Les œuvres que Roth réalise à cette époque charnière traitent fréquemment du thème du territoire. D’une façon significative, il montre, en noyant à moitié des jouets évoquant la mobilité (motards en fer blanc) dans du chocolat ou dans du sucre coloré, qu’on ne peut que s’engluer dans un lieu. Il est tout aussi significatif qu’il utilise la même forme et le même schéma pour deux de ses thèmes de prédilection: l’île et l’autoportrait consistent identiquement en des motifs circulaires et centrés. Les Îles, ce sont de hauts- reliefs composés de nourriture fixée sur un support. L’odeur pestilentielle qu’elles dégagent connote pour le moins négativement la thématique de l’insularité. Les autoportraits sont plus plats, et ils dégagent des odeurs plus appétissantes, puisqu’ils sont exécutés en chocolat. L’autoportrait s’identifie à l’île par la forme, mais s’y oppose par son odeur.

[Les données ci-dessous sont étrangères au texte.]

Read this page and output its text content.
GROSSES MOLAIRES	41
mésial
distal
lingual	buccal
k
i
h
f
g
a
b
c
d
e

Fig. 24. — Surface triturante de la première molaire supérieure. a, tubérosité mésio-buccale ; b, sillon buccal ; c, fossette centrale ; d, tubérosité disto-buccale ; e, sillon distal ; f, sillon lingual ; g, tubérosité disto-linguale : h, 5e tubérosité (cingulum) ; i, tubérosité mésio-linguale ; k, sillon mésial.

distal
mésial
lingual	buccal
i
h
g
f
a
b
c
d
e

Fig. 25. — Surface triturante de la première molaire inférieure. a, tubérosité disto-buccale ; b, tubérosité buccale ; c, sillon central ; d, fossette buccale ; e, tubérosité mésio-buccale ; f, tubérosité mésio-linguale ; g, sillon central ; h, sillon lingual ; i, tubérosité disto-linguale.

Une édition plus tardive illustre de façon plus claire encore le rapport de Dieter Roth à l’insularité: la sérigraphie Calm Life (1972) montre, par la fenêtre, un bateau en partance. À l’avant-plan, un chien se tient, on ne sait comment, entre deux guéridons. Le chien est un animal que l’artiste associe aussi à l’autoportrait. [6] C’est donc lui même qui se représente ainsi entre deux îles. Les deux grands bouquets que supportent chacun des guéridons cachent un grouillement de vies indifférenciées.

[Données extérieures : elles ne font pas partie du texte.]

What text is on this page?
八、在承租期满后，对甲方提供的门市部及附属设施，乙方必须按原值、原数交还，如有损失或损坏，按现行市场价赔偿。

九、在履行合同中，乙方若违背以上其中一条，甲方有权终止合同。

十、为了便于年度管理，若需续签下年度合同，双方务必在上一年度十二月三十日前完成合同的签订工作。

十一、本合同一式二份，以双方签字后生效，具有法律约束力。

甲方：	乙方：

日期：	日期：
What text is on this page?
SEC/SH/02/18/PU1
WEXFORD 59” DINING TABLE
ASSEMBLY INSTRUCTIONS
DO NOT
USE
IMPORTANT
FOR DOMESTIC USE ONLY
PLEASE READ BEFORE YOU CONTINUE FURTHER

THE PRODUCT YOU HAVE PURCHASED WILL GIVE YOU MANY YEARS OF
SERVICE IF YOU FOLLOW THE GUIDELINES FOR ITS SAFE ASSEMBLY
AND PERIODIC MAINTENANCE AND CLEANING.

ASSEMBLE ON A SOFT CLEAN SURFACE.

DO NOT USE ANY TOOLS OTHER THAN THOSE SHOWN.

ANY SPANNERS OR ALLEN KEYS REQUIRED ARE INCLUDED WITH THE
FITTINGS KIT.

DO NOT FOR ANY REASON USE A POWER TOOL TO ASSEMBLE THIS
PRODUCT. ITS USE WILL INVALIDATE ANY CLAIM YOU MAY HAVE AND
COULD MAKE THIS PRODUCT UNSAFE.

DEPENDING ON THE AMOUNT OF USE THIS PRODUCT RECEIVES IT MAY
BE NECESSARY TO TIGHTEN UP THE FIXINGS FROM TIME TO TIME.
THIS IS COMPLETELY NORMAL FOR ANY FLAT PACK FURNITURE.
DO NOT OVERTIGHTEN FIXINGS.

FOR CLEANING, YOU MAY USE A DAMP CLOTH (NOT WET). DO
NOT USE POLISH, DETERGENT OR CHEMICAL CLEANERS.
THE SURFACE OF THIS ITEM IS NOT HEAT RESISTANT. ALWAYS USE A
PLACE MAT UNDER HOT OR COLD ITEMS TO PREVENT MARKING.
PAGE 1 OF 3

Ces îles métaphoriques, entre lesquelles, après son divorce, Dieter Roth ne cessera de naviguer, sont des ateliers dispersés en Europe du Nord. Il conserve un pied-à-terre en Islande, à Mosfellssveit, qu’il appelle “Bali”, mais aussi des ateliers de Bâle et à Stuttgart. Au début des années 70, un de ses fervents collectionneurs, le juriste Philipp Buse, lui propose d’installer un atelier dans une de ses maisons d’un quartier chic de Hambourg. Roth y installe le Schimmelmuseum, ou “musée des moules”, dans lequel il travaille jusqu’à sa mort en 1998 à des empilements d’autoportraits en sucre et en chocolat. On peut lire dans ces œuvres monumentales, qui revitalisent le thème de l’autoportrait d’une manière moins allusive que les disques en chocolat, une sorte de désespoir existentiel assez typique de Dieter Roth: il déploie toute son énergie à supporter son propre poids, et de temps en temps la construction s’effondre.

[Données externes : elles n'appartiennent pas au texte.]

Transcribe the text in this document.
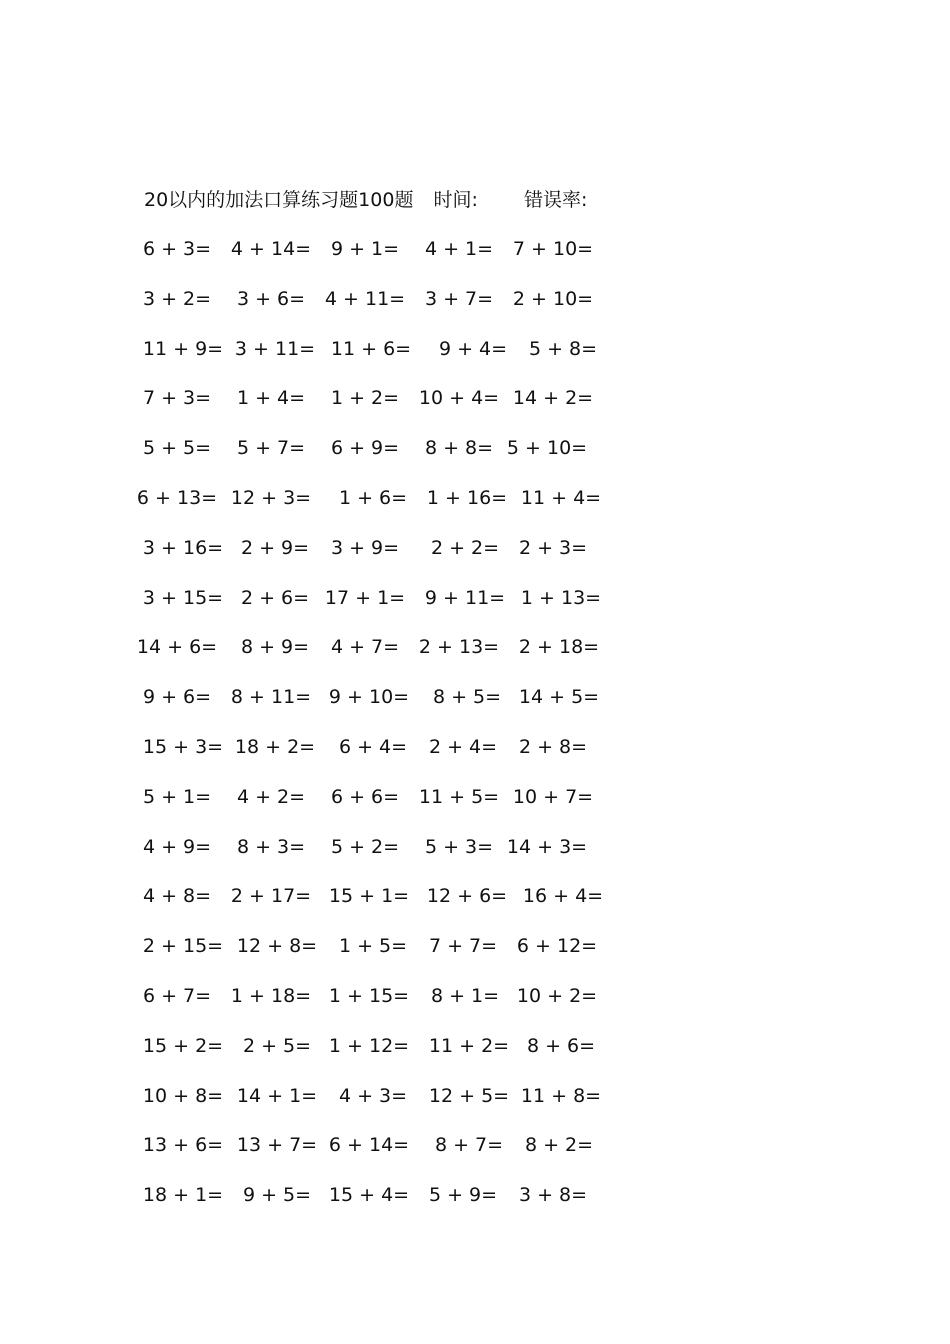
20以内的加法口算练习题100题 时间: 错误率:
6 + 3=	4 + 14=	9 + 1=	4 + 1=	7 + 10=
3 + 2=	3 + 6=	4 + 11=	3 + 7=	2 + 10=
11 + 9= 3 + 11= 11 + 6=	9 + 4=	5 + 8=
7 + 3=	1 + 4=	1 + 2=	10 + 4= 14 + 2=
5 + 5=	5 + 7=	6 + 9=	8 + 8= 5 + 10=
6 + 13= 12 + 3=	1 + 6=	1 + 16= 11 + 4=
3 + 16= 2 + 9=	3 + 9=	2 + 2=	2 + 3=
3 + 15= 2 + 6= 17 + 1=	9 + 11= 1 + 13=
14 + 6=	8 + 9=	4 + 7=	2 + 13=	2 + 18=
9 + 6=	8 + 11= 9 + 10=	8 + 5= 14 + 5=
15 + 3= 18 + 2=	6 + 4=	2 + 4=	2 + 8=
5 + 1=	4 + 2=	6 + 6=	11 + 5= 10 + 7=
4 + 9=	8 + 3=	5 + 2=	5 + 3= 14 + 3=
4 + 8=	2 + 17= 15 + 1= 12 + 6= 16 + 4=
2 + 15= 12 + 8=	1 + 5=	7 + 7=	6 + 12=
6 + 7=	1 + 18= 1 + 15=	8 + 1= 10 + 2=
15 + 2=	2 + 5= 1 + 12=	11 + 2= 8 + 6=
10 + 8= 14 + 1=	4 + 3=	12 + 5= 11 + 8=
13 + 6= 13 + 7= 6 + 14=	8 + 7=	8 + 2=
18 + 1=	9 + 5= 15 + 4=	5 + 9=	3 + 8=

Avec le projet à long terme de Philipp Buse, de constituer une collection qui puisse servir de base à une Fondation Dieter Roth, l’artiste commence à s’inscrire plus consciemment dans une tension entre le local et le global. La collection de la future fondation sera globale, puisque Buse s’engage à acquérir toutes les œuvres que Dieter Roth lui signalera comme indispensables. Mais sa résonance ne cherche pas à être autre que confidentielle, dans la mesure où elle reste confinée à un espace domestique. Dieter Roth a toujours été méfiant vis-à-vis des institutions, et il envisage son propre musée comme un lieu qui ne serait ouvert qu’à des personnes figurant sur une liste qu’il dresserait lui-même, à condition que ces personnes pensent à le demander. L’île de Dieter Roth a ici la taille d’une maison sur l’Abteistrasse à Hambourg, et elle n’a pas pour vocation de recevoir des visiteurs.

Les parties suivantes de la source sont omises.